Mechanisms of Stress Relaxation and Failure in Metals Under Shock Compression

Abstract

Deformation behavior of materials at high strain rates is characterized by intensive nucleation and growth of defects both under shock wave compression and unloading conditions that may reduce to spall fracture in the bulk of sample. The influence of defects on the relaxation properties of the material shown in the elastic precursor decay, the self-similarity of plastic wave fronts, and the kinetics of spall fracture is developed. Experiments on the registration of the shock wave profiles by laser interferometry (VISAR) with high temporal resolution allow the studying of the kinetics of the elastic-plastic transition, due to the mechanism of structural relaxation in heavy accumulation of defects, plastic deformation, and spall fracture, and use the data to justify the wide-range constitutive equations reflecting the relationship between structural and traditional mechanical (stress, strain, strain rate) variables.
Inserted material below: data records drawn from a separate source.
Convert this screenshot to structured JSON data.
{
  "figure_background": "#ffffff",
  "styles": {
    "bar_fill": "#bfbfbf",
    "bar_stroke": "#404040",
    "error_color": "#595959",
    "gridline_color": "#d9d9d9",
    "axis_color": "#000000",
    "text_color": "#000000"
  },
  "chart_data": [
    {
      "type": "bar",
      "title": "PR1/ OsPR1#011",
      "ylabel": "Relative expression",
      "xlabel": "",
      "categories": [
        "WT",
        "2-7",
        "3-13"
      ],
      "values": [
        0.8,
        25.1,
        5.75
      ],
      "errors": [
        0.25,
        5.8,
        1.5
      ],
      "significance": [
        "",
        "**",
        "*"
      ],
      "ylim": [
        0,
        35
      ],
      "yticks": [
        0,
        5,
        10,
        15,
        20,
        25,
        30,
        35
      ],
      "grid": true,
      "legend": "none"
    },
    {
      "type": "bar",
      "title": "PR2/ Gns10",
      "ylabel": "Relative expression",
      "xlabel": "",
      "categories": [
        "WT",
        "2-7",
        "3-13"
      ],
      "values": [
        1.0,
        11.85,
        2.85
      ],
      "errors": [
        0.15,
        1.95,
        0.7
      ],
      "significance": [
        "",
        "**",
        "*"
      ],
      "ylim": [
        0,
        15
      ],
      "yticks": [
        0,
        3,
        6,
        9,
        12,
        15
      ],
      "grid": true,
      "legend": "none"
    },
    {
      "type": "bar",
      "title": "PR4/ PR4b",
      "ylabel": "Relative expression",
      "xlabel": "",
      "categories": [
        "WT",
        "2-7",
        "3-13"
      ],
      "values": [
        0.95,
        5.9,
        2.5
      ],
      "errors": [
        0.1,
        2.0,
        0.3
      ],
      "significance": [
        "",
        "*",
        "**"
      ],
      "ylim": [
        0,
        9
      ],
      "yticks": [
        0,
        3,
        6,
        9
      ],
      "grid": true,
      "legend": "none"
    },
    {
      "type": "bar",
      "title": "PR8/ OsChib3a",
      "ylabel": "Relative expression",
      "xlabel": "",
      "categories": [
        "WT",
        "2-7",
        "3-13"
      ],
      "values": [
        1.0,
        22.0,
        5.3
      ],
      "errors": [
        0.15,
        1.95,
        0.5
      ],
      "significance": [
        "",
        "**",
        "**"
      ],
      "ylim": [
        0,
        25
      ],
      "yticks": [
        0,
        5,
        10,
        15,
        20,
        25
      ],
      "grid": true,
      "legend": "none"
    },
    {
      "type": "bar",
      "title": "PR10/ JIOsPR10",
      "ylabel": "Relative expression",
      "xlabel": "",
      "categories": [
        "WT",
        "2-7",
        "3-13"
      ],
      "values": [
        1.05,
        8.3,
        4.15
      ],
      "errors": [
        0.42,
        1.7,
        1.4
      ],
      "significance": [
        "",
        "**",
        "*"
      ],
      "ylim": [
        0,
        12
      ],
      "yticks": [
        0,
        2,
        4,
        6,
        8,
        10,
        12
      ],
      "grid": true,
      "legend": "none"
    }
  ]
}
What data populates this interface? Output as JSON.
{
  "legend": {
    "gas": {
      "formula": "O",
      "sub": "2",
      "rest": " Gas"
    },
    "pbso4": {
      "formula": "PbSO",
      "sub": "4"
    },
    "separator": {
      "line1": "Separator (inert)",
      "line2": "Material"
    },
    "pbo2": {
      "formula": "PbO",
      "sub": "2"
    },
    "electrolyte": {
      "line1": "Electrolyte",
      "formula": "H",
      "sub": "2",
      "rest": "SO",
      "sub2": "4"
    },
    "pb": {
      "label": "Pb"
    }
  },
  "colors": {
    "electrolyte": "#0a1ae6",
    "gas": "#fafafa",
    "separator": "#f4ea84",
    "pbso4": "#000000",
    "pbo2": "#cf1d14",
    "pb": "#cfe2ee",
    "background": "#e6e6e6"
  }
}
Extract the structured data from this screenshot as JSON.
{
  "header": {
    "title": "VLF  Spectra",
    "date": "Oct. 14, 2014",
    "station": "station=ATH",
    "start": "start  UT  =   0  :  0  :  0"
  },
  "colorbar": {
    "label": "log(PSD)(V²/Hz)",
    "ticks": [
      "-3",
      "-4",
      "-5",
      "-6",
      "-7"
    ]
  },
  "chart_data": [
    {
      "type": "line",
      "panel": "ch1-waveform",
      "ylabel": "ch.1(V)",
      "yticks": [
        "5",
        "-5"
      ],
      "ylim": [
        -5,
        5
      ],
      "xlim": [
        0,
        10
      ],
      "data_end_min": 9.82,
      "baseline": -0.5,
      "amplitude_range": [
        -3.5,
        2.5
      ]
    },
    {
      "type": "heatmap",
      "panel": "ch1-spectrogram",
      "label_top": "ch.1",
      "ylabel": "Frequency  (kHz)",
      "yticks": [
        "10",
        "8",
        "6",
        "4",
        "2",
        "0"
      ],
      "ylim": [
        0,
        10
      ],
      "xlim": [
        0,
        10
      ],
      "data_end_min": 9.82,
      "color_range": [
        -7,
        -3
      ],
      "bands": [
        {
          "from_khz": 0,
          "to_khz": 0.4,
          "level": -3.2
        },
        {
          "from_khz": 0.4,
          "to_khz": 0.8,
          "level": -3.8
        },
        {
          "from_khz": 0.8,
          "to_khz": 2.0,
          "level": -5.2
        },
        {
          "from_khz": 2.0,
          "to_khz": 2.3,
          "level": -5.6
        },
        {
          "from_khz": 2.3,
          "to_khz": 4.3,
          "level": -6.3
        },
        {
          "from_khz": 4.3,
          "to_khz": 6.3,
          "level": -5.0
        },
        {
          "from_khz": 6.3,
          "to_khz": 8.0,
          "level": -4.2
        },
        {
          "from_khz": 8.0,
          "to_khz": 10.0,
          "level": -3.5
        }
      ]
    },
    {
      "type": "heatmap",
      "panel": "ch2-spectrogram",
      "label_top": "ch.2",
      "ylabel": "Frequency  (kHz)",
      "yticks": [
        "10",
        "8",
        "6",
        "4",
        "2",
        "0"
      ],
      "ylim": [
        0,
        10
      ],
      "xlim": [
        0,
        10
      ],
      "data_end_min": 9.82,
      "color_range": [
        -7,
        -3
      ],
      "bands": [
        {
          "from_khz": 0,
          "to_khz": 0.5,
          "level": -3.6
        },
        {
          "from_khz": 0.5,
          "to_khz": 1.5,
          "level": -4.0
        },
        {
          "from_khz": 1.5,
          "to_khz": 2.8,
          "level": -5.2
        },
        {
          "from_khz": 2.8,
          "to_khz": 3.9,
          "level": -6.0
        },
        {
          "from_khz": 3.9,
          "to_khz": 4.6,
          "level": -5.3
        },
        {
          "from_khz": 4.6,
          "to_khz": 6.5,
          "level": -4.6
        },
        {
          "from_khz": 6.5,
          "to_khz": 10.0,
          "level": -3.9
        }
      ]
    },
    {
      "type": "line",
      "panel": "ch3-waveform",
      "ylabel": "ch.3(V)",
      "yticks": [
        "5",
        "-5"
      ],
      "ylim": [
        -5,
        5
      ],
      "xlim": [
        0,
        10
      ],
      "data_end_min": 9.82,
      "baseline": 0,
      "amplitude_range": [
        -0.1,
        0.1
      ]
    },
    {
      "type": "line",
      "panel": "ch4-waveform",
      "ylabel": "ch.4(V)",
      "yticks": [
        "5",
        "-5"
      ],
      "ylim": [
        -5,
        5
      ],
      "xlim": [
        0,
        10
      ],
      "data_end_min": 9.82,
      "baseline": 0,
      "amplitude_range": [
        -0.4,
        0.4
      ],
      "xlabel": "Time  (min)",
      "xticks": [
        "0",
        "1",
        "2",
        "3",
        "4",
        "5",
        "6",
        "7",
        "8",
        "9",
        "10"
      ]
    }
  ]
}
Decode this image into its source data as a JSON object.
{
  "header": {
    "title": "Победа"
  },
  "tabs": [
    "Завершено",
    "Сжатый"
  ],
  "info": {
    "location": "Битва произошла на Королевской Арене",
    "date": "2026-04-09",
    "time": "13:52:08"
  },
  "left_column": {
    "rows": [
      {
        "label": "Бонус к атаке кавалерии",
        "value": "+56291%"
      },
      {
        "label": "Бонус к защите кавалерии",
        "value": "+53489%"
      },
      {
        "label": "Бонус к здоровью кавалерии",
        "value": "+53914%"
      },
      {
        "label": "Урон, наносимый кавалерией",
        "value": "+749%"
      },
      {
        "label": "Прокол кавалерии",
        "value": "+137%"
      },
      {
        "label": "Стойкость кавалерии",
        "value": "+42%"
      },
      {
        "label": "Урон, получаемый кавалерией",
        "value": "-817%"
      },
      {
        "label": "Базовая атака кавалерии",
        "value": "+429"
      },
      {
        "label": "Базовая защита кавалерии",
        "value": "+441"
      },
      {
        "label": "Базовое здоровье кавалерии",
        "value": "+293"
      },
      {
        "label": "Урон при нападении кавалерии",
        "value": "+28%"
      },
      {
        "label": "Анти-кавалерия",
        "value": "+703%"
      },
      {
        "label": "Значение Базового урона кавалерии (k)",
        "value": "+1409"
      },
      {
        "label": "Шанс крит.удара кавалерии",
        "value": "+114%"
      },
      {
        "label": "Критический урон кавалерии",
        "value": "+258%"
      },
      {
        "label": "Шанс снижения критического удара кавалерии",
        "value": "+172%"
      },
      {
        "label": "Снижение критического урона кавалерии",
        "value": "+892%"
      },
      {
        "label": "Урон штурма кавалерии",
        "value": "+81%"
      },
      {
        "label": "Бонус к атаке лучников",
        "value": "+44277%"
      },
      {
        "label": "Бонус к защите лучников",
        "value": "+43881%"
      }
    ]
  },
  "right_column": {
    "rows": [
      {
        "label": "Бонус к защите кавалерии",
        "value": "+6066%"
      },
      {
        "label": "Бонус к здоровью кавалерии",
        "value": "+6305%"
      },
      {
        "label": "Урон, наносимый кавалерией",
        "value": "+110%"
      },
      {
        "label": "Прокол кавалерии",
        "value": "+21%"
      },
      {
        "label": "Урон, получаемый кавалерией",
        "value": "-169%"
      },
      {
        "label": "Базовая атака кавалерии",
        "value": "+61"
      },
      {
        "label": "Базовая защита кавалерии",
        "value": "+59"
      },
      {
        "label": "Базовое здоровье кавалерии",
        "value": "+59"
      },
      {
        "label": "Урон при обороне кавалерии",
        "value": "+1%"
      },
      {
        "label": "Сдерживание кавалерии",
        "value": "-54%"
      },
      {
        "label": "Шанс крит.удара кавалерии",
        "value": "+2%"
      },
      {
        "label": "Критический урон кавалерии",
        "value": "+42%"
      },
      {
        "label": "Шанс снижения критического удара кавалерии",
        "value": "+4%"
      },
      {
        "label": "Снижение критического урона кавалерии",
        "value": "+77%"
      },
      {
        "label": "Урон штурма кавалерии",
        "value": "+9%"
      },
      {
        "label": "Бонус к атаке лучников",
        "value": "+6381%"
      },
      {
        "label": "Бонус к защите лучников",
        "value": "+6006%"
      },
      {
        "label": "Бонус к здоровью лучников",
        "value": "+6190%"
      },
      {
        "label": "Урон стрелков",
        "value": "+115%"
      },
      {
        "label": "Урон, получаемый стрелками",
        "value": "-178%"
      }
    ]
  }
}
Present work is concerned on the numerical simulation of the deformation behavior of vanadium under plate impact. The analysis of free surface velocity profiles allow us to estimate the values of the dynamic elastic limit and spall failure stress at strain rates in the range of 105–107 s−1. Decay of the elastic precursor and the formation of the spall fracture are discussed. A mathematical model explaining the exponential nature of the relaxation of the elastic precursor and spall fracture was proposed.